# RTE (Recognizing Textual Entailment) with transformers
## Using a pretrained transformer fine-tuned on MNLI for zero-shot text classification on SNLI

## Setup

In [8]:
# !pip install transformers datasets
# !pip install sentence_transformers

In [9]:
LABELS = ['entailment', 'neutral', 'contradiction']
print(LABELS)

['entailment', 'neutral', 'contradiction']

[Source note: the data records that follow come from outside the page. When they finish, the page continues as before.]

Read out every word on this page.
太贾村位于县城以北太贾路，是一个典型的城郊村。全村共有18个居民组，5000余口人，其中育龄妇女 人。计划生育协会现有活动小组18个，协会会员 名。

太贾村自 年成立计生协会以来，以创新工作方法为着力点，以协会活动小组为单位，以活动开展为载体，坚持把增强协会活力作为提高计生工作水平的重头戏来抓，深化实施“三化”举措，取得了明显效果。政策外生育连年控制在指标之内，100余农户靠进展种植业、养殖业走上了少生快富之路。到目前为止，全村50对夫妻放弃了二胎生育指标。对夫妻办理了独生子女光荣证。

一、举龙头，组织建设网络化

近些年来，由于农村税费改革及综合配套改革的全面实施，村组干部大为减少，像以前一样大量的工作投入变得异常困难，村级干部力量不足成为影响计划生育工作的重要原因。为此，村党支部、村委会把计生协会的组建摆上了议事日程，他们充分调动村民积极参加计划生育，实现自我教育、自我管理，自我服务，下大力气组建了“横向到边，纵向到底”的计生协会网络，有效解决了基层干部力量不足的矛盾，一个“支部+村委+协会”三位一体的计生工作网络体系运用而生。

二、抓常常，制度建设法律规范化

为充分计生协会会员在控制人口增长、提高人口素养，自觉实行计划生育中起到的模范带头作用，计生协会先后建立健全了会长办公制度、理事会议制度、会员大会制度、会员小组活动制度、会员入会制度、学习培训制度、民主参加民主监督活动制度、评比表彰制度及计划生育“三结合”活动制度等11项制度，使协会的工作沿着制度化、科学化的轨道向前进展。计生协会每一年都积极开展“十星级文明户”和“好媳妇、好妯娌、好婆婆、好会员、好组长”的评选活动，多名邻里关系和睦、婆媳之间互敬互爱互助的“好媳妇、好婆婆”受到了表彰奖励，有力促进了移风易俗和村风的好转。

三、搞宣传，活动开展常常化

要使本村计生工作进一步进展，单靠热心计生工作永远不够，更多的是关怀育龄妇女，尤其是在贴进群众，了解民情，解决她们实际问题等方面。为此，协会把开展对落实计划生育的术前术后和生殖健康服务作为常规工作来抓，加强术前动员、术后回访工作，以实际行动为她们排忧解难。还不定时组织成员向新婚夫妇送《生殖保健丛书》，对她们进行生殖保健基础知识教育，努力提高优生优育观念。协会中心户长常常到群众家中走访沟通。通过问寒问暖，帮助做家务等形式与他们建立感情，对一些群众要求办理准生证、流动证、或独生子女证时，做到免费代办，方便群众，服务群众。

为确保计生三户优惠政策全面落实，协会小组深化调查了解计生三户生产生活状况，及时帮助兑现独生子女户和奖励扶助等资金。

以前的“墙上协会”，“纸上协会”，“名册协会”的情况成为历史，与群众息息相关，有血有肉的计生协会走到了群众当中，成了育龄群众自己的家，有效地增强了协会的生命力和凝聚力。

## Load and preprocess SNLI dataset

In [10]:
from datasets import load_dataset
from torch.utils.data import DataLoader


dataset = load_dataset('snli')
dataset


  from .autonotebook import tqdm as notebook_tqdm
Downloading builder script: 100%|██████████| 3.82k/3.82k [00:00<00:00, 2.24MB/s]
Downloading metadata: 100%|██████████| 1.90k/1.90k [00:00<00:00, 850kB/s]
Downloading readme: 100%|██████████| 13.6k/13.6k [00:00<00:00, 6.28MB/s]


Downloading and preparing dataset snli/plain_text (download: 90.17 MiB, generated: 65.51 MiB, post-processed: Unknown size, total: 155.68 MiB) to /home/jupyter/.cache/huggingface/datasets/snli/plain_text/1.0.0/1f60b67533b65ae0275561ff7828aad5ee4282d0e6f844fd148d05d3c6ea251b...


Downloading: 100%|██████████| 1.93k/1.93k [00:00<00:00, 1.17MB/s]
Downloading: 100%|██████████| 1.26M/1.26M [00:00<00:00, 35.6MB/s]
Downloading: 100%|██████████| 65.9M/65.9M [00:01<00:00, 40.3MB/s]
Downloading: 100%|██████████| 1.26M/1.26M [00:00<00:00, 35.0MB/s]


Dataset snli downloaded and prepared to /home/jupyter/.cache/huggingface/datasets/snli/plain_text/1.0.0/1f60b67533b65ae0275561ff7828aad5ee4282d0e6f844fd148d05d3c6ea251b. Subsequent calls will reuse this data.


100%|██████████| 3/3 [00:00<00:00, 22.91it/s]


DatasetDict({
    test: Dataset({
        features: ['premise', 'hypothesis', 'label'],
        num_rows: 10000
    })
    train: Dataset({
        features: ['premise', 'hypothesis', 'label'],
        num_rows: 550152
    })
    validation: Dataset({
        features: ['premise', 'hypothesis', 'label'],
        num_rows: 10000
    })
})

In [12]:
for key in dataset.keys():
    df = dataset[key].to_pandas()
    print(f'{key.capitalize()} label distribution:')
    print(df.label.value_counts())

Test label distribution:
 0    3368
 2    3237
 1    3219
-1     176
Name: label, dtype: int64
Train label distribution:
 0    183416
 2    183187
 1    182764
-1       785
Name: label, dtype: int64
Validation label distribution:
 0    3329
 2    3278
 1    3235
-1     158
Name: label, dtype: int64


In [13]:
dataset = dataset.filter(lambda example: example['label'] != -1)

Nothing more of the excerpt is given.